In the name of being loving, I'd swallow your annoyance and their passive aggressive "we wish we could see them" comments. You are justified being annoyed, but now is not the time to make it a big thing. Extend a specific invitation for a weekend you can handle hosting them. If they turn it down, you are off the hook.

However, your DH is not off the hook and needs to better manage his family's expectations before he leaves the country again.
Anonymous
Anonymous wrote:
Anonymous wrote:
Anonymous wrote:
Anonymous wrote:
Anonymous wrote:
Anonymous wrote:Exact same situation here. DH is on a nine month deployment and in-laws live across the country. We are happy to FaceTime with them whenever they call but I do not initiate any calls.

It is what it is.


I think that’s weird and unfriendly.

I vote you get a pass to be “weird and unfriendly” when your husband is deployed if that makes your life easier. Explain to me again why the onus is on the busy wife/mother?


+2. The PP who wrote that it was weird and unfriendly has never had a spouse deployed for months at a time. This is not "My husband travels for work" - this is month after month after month of a husband who is in a different time zone and generally a war zone - who is not coming home on the weekend. You have to deal with everything plus the feelings of your kids as well as managing your own loss and fear.


I’m the “weird and unfriendly” PP. My husband has done three year-long tours in conflict zones. I’m still able to manage a relationship with his parents.


No setting up visits is understandable, NEVER calling or reaching out in some way (as the PP claims she never calls her in laws) is weird and unfriendly. The occasional text or five minute phone call isn’t going to kill you.

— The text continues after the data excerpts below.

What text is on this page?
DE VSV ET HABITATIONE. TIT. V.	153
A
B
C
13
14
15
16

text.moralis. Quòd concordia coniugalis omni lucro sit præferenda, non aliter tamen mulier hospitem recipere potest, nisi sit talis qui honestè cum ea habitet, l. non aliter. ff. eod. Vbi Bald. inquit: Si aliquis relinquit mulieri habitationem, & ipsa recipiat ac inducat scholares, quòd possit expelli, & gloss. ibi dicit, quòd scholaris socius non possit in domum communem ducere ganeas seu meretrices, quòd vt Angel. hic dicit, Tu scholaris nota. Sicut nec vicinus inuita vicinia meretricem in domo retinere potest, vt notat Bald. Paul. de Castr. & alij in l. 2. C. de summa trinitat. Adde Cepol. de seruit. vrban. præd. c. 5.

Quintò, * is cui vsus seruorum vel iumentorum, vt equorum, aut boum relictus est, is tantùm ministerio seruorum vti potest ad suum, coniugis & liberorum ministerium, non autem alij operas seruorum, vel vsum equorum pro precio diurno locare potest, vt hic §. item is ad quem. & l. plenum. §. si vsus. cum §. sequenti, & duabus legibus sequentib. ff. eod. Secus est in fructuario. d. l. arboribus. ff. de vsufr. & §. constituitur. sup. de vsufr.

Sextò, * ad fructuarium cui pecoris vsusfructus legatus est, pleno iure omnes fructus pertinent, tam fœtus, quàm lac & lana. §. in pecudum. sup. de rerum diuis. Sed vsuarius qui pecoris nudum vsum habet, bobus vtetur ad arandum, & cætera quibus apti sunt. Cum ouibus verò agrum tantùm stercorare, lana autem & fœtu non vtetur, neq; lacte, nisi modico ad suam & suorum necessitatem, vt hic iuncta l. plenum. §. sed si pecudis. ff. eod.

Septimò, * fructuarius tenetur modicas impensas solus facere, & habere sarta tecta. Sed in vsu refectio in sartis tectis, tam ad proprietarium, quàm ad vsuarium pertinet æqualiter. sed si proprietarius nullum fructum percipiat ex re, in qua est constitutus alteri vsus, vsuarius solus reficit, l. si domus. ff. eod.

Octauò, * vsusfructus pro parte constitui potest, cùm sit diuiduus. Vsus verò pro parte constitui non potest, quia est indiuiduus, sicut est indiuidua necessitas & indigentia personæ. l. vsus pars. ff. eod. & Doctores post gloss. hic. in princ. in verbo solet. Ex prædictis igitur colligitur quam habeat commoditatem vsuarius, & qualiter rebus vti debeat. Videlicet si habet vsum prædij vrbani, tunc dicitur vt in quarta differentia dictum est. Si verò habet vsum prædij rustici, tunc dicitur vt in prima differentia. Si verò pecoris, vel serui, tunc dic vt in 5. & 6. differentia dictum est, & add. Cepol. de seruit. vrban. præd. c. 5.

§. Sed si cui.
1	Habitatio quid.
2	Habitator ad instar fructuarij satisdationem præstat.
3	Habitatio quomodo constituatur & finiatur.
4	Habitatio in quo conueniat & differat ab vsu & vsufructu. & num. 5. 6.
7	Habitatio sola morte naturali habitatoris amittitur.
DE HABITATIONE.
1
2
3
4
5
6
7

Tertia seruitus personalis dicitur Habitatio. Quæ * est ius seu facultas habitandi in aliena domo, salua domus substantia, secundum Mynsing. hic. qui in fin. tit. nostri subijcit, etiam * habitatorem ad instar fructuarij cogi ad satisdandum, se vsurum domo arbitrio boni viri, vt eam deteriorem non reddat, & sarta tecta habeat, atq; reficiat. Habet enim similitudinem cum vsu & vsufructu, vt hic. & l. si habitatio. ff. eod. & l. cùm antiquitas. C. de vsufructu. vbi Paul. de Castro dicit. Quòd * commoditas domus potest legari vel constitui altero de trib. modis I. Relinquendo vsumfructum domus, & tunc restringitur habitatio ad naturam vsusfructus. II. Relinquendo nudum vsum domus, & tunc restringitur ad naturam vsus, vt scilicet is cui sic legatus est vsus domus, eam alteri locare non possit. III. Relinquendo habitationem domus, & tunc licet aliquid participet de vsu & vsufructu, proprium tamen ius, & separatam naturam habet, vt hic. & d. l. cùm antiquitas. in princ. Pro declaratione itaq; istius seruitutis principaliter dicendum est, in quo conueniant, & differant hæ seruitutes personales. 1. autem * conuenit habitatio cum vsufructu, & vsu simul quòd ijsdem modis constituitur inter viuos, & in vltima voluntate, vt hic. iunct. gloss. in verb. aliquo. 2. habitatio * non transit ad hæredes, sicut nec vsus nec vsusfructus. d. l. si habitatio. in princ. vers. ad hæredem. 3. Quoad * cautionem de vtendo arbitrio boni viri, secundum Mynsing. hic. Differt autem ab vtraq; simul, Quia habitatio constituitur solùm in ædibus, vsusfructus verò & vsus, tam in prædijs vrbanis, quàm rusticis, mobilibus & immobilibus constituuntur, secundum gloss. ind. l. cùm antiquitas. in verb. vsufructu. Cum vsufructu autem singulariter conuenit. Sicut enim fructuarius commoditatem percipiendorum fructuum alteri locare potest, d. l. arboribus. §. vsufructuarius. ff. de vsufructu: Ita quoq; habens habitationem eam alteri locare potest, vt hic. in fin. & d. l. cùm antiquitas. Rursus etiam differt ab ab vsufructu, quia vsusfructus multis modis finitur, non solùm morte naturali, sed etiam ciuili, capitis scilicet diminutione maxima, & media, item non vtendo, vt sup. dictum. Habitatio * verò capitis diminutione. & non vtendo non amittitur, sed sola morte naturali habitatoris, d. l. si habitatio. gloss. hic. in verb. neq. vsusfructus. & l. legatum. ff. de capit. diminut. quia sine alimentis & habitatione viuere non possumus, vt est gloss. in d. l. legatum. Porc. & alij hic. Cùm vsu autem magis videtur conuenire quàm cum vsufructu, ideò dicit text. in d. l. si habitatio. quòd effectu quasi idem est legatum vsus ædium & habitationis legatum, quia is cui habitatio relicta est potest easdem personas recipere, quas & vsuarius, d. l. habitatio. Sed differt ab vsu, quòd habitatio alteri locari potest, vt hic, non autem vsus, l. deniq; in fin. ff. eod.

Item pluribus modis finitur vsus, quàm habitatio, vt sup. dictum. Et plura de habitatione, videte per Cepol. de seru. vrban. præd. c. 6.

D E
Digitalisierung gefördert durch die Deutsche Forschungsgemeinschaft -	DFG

Then i'm sure you also understand you do what you need to do and everyone has a different situation and coping mechanisms? And that's is not a time for judgment?
I'm introverted and tend to find it less help than work to deal with my ILs. I'm home with six kids alone and don't want to meet another person's needs. My ILs have some physical disabilities that make them unable to come in and give me a break. I don't set up visits while my husband is gone. Call me weird and unfriendly.
Anonymous
Anonymous wrote:
Anonymous wrote:
Anonymous wrote:
Anonymous wrote:
Anonymous wrote:
Anonymous wrote:
Anonymous wrote:Exact same situation here. DH is on a nine month deployment and in-laws live across the country. We are happy to FaceTime with them whenever they call but I do not initiate any calls.

It is what it is.


I think that’s weird and unfriendly.

I vote you get a pass to be “weird and unfriendly” when your husband is deployed if that makes your life easier. Explain to me again why the onus is on the busy wife/mother?


+2. The PP who wrote that it was weird and unfriendly has never had a spouse deployed for months at a time. This is not "My husband travels for work" - this is month after month after month of a husband who is in a different time zone and generally a war zone - who is not coming home on the weekend. You have to deal with everything plus the feelings of your kids as well as managing your own loss and fear.


I’m the “weird and unfriendly” PP. My husband has done three year-long tours in conflict zones. I’m still able to manage a relationship with his parents.


No setting up visits is understandable, NEVER calling or reaching out in some way (as the PP claims she never calls her in laws) is weird and unfriendly. The occasional text or five minute phone call isn’t going to kill you.

I don't call either. I again don't understand why OP has to be the one to call. Do in-laws phones only work one way?

Then i'm sure you also understand you do what you need to do and everyone has a different situation and coping mechanisms? And that's is not a time for judgment?
I'm introverted and tend to find it less help than work to deal with my ILs. I'm home with six kids alone and don't want to meet another person's needs. My ILs have some physical disabilities that make them unable to come in and give me a break. I don't set up visits while my husband is gone. Call me weird and unfriendly.